My Lords, I support the Motions tabled by the noble Baronesses, Lady Hayter and Lady Smith, because I support any attempt to raise the critical issues that they highlight. I would have preferred to insist on the amendments on these matters during the passage of the Brexit Bill because that would have underlined how seriously we took them—but we are where we are and I am pleased that at least we have another opportunity to highlight these two crucial issues.
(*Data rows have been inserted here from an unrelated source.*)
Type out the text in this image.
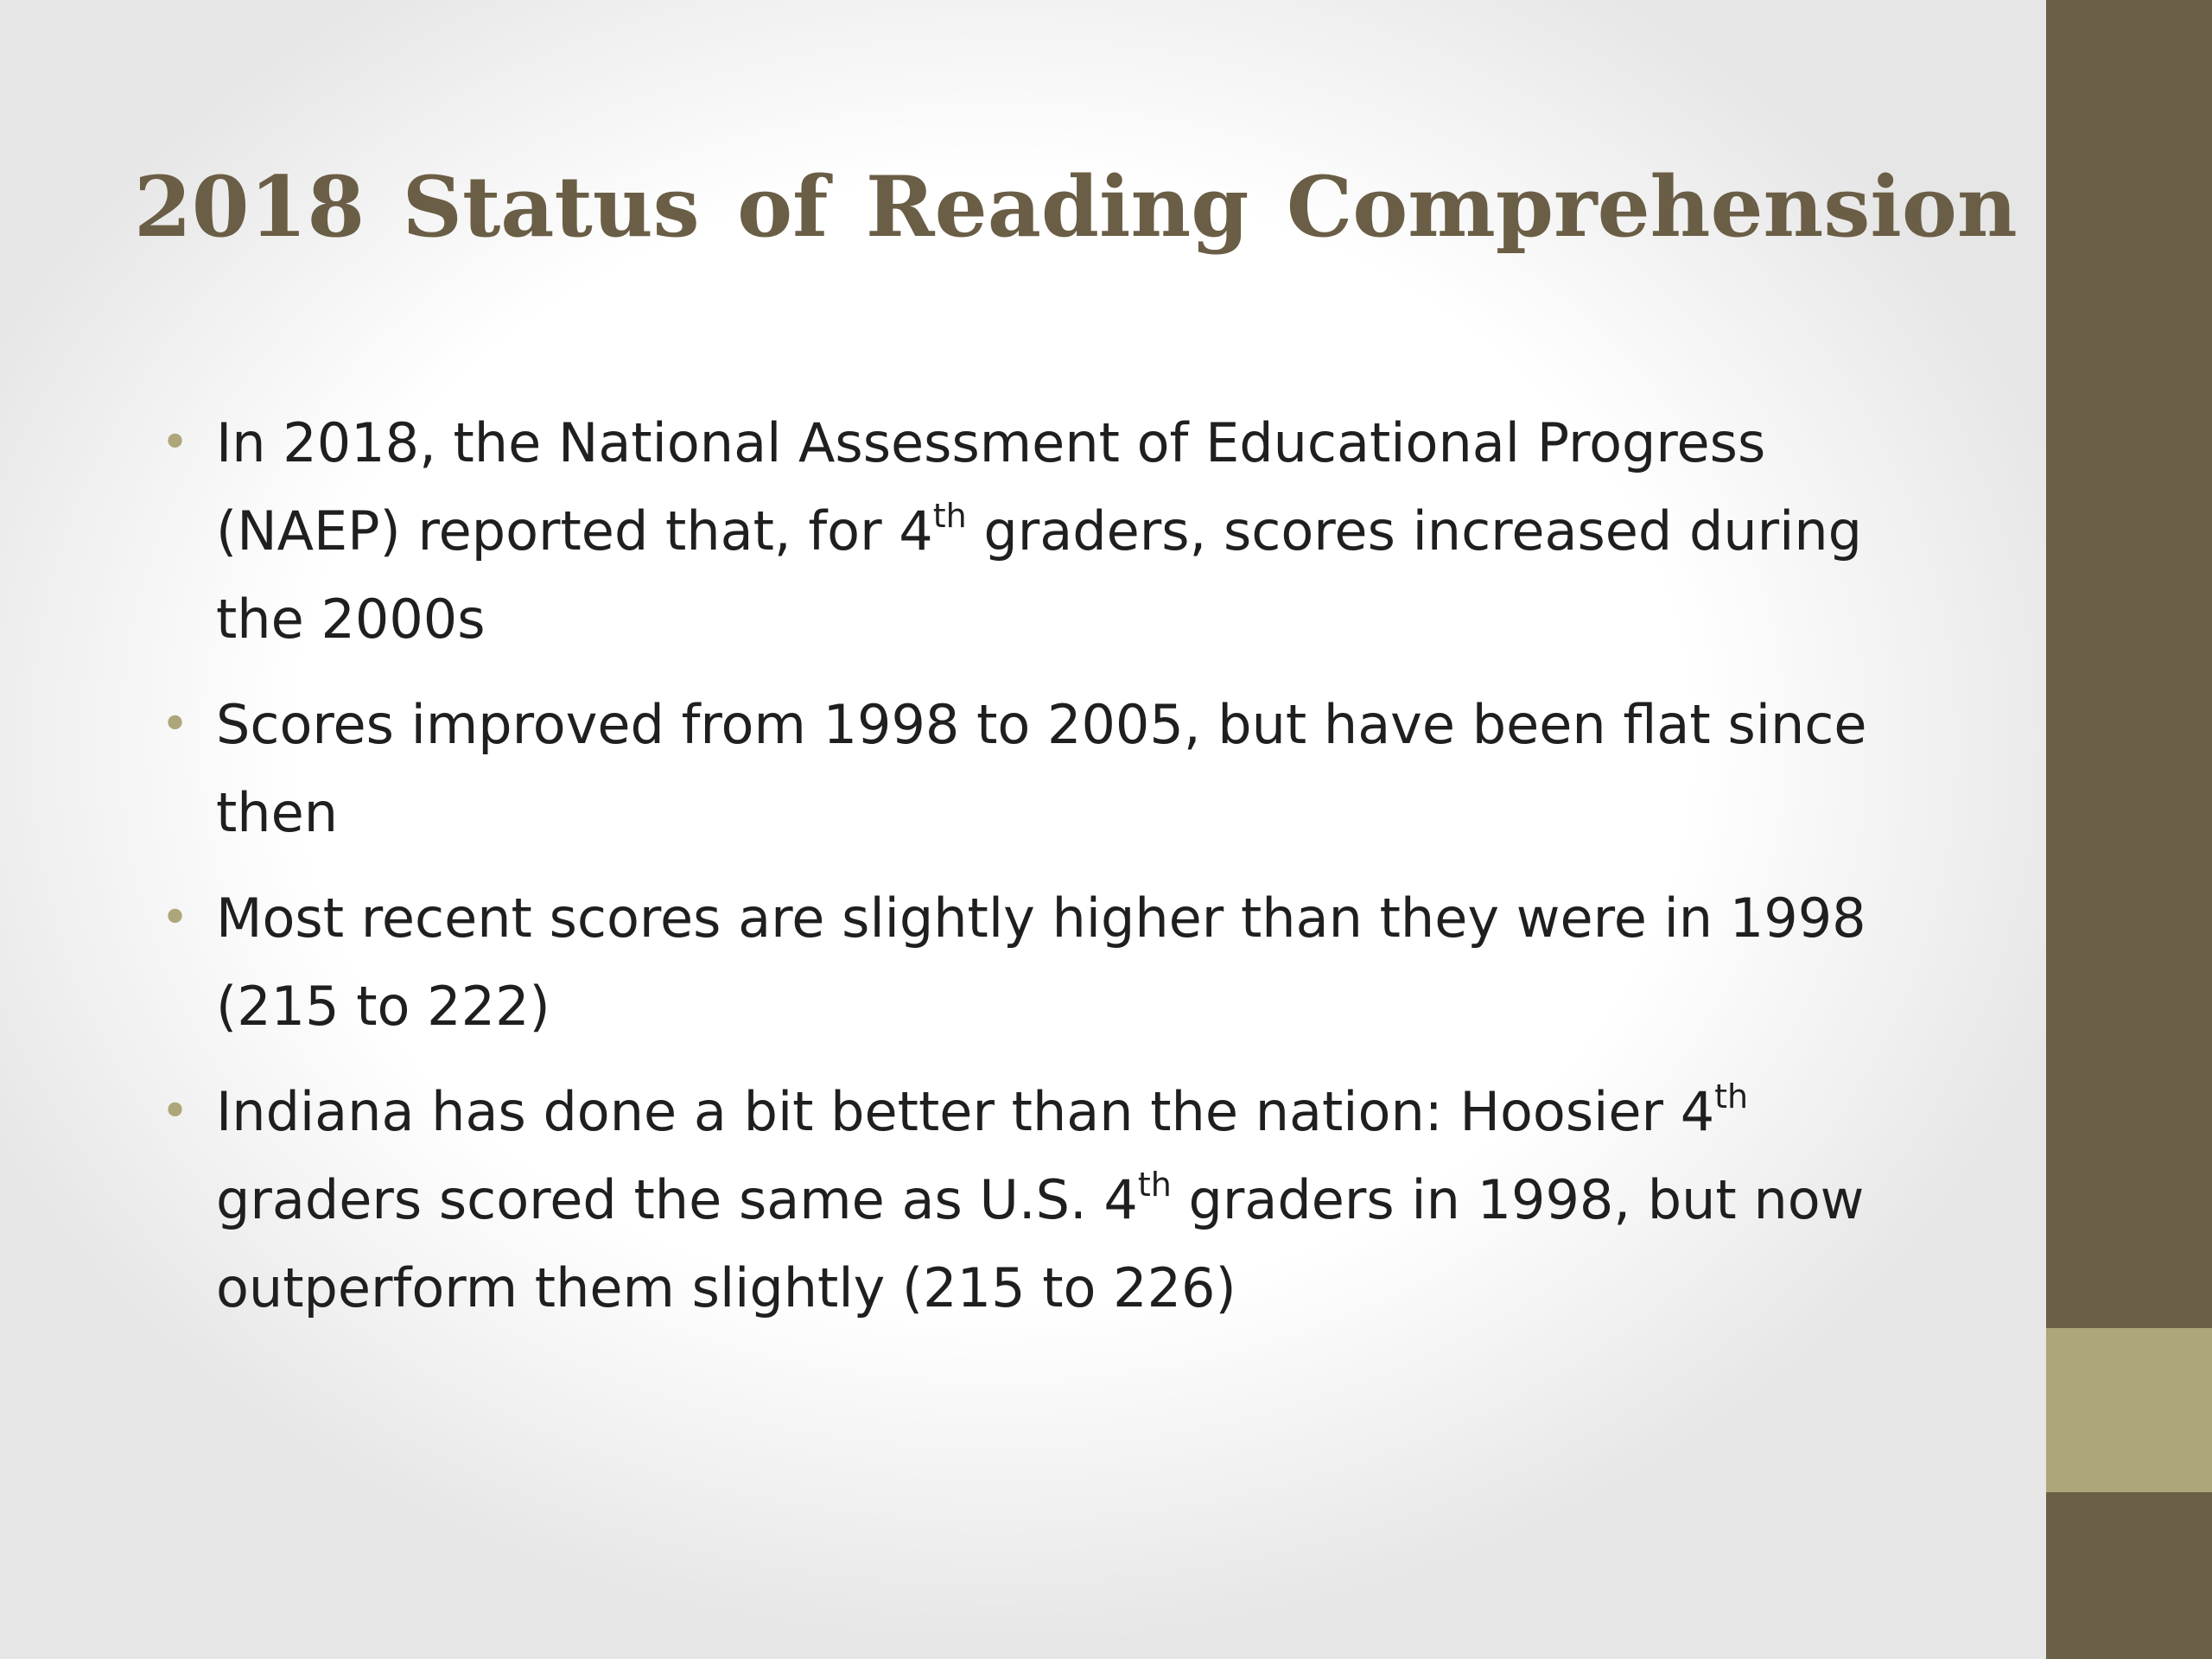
2018 Status of Reading Comprehension
• In 2018, the National Assessment of Educational Progress (NAEP) reported that, for 4th graders, scores increased during the 2000s
• Scores improved from 1998 to 2005, but have been flat since then
• Most recent scores are slightly higher than they were in 1998 (215 to 222)
• Indiana has done a bit better than the nation: Hoosier 4th graders scored the same as U.S. 4th graders in 1998, but now outperform them slightly (215 to 226)
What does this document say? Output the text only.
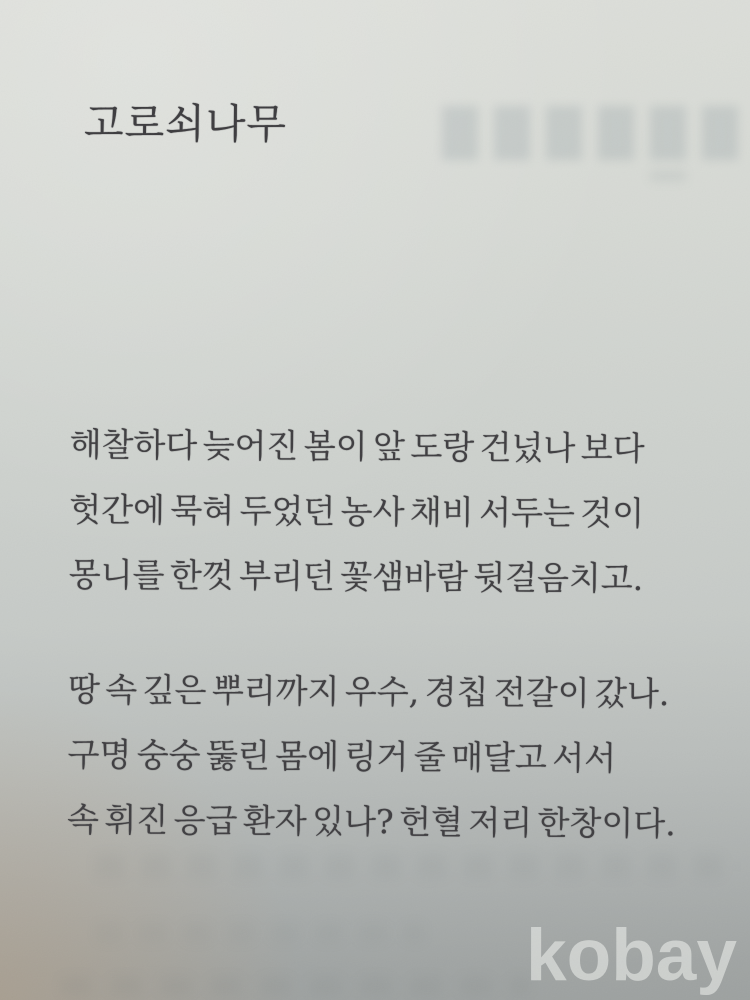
고로쇠나무

해찰하다 늦어진 봄이 앞 도랑 건넜나 보다
헛간에 묵혀 두었던 농사 채비 서두는 것이
몽니를 한껏 부리던 꽃샘바람 뒷걸음치고.

땅 속 깊은 뿌리까지 우수, 경칩 전갈이 갔나.
구명 숭숭 뚫린 몸에 링거 줄 매달고 서서
속 휘진 응급 환자 있나? 헌혈 저리 한창이다.

kobay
The first is the nature of the vote that will happen at the end of the negotiating process. As Liberal Democrats, we believe that the final terms should be subject to the agreement of the public—not least because so many of the commitments made during the referendum campaign have been broken. I agree with the noble Viscount, Lord Hailsham, that if Parliament were to decide that we could not leave on the terms offered, there would have to be some way of consulting the public. To that extent I am sorry that the Motion of the noble Baroness, Lady Smith of Basildon, refers only to votes in Parliament—but I understand why, given the position of the Labour Party. I therefore support the Motion in the terms set out because a Joint Committee could play a very useful role in casting light on how to go forward on this matter.
I also strongly support the Motion moved by the noble Baroness, Lady Hayter of Kentish Town, on the rights of EU and EEA citizens. Again I echo the noble Viscount, Lord Hailsham, in hoping that it can be taken to include UK citizens in the EU, because they are a critical part of our concerns. Nine months after the referendum campaign in which a categorical commitment was given by the official Vote Leave campaign that the rights of EU citizens in the UK would be guaranteed, millions of them are still living in anxiety and fear. It is a shame that noble Lords of the Brexit persuasion who often sit on the Privy Council Bench are not in their place, because it is important to remember just how categorical the statement was. The campaign stated:
“There will be no change for EU citizens already lawfully resident in the UK. These EU citizens will automatically be granted indefinite leave to remain in the UK and will be treated no less favourably than they are at present”.
That was the guarantee given by the official Leave campaign. The failure of the Government and, in particular, the Brexit Ministers who supported Vote Leave, to honour an undertaking that they made should be a matter of the deepest shame to each and every one of them. It is therefore important that the Government tell us what they are doing in this respect. This betrayal is causing misery to millions of EU citizens in our country. Not only that, the failure of the Government to take the moral lead suggested by the noble Lord, Lord Cormack, months ago is compounding the anxiety of UK citizens in the EU, who had fervently urged the Government to make a unilateral guarantee as the most effective means to protect their rights. Instead, the lives of all these people are about to become enmeshed in the negotiating process, which could go on for who knows how long. These are the circumstances that the House of Commons Exiting the European Union Committee described as “unconscionable”—and it seems that they are rapidly coming to pass.
Notwithstanding the opposition of the Government to the cross-party amendment passed in this House, I hoped that they might have used the triggering of Article 50 as an opportunity to take a moral lead and announce a unilateral guarantee to EU citizens in accordance with the unanimous recommendations of your Lordships’ EU Justice Sub-Committee and the House of Commons Exiting the European Union Committee. I admit that it was a slim hope, but it has been dashed.
In the absence of that sort of announcement, I hope that the Minister can answer a number of key questions either today or when he reports back under the terms of the Motion. First, even if the Government refuse to grant rights unilaterally to EU citizens, as I and many people in all parties and on both the remain and the leave sides of the argument believe they should, why will they not set out the rights that they intend to grant if such rights are reciprocated? That would go a long way to reassure people—both EU citizens here and British citizens in the EU—about their intentions.
Secondly, do the Government intend to establish a fast-track process to ensure that the granting of such rights can be effectively and efficiently administered? As Committees of this House and elsewhere have pointed out, the indefinite leave to remain system simply could not do it. Finally, will the Minister take this opportunity to state from the Dispatch Box that no EU or EEA citizen resident in the UK will be denied the right to remain in the UK on the basis of a requirement to produce evidence of comprehensive sickness insurance—something many EU citizens were unaware was required or, if they knew it was required, understood, as does the EU Commission, that the requirement was met by their right to access treatment under the NHS?
I hope that the Minister will address those issues today, in contrast to the Government’s failure to do so during the Brexit Bill. If he did so, he would allay the fear of many of us that the Government in fact have no plan at all, and that the couple of derisory paragraphs included in the White Paper on the issue of citizens’ rights were less a calculated insult to the millions of people whose lives are being thrown into turmoil by the Brexit vote than an admission that the Government have no real idea of what they intend.
I support both resolutions today. While the resolutions in themselves cannot produce results—that is for the Government—they are important because they again give a voice to these issues. We can only hope that at some point the Government will listen and, on the issue of EU citizens, do the right thing.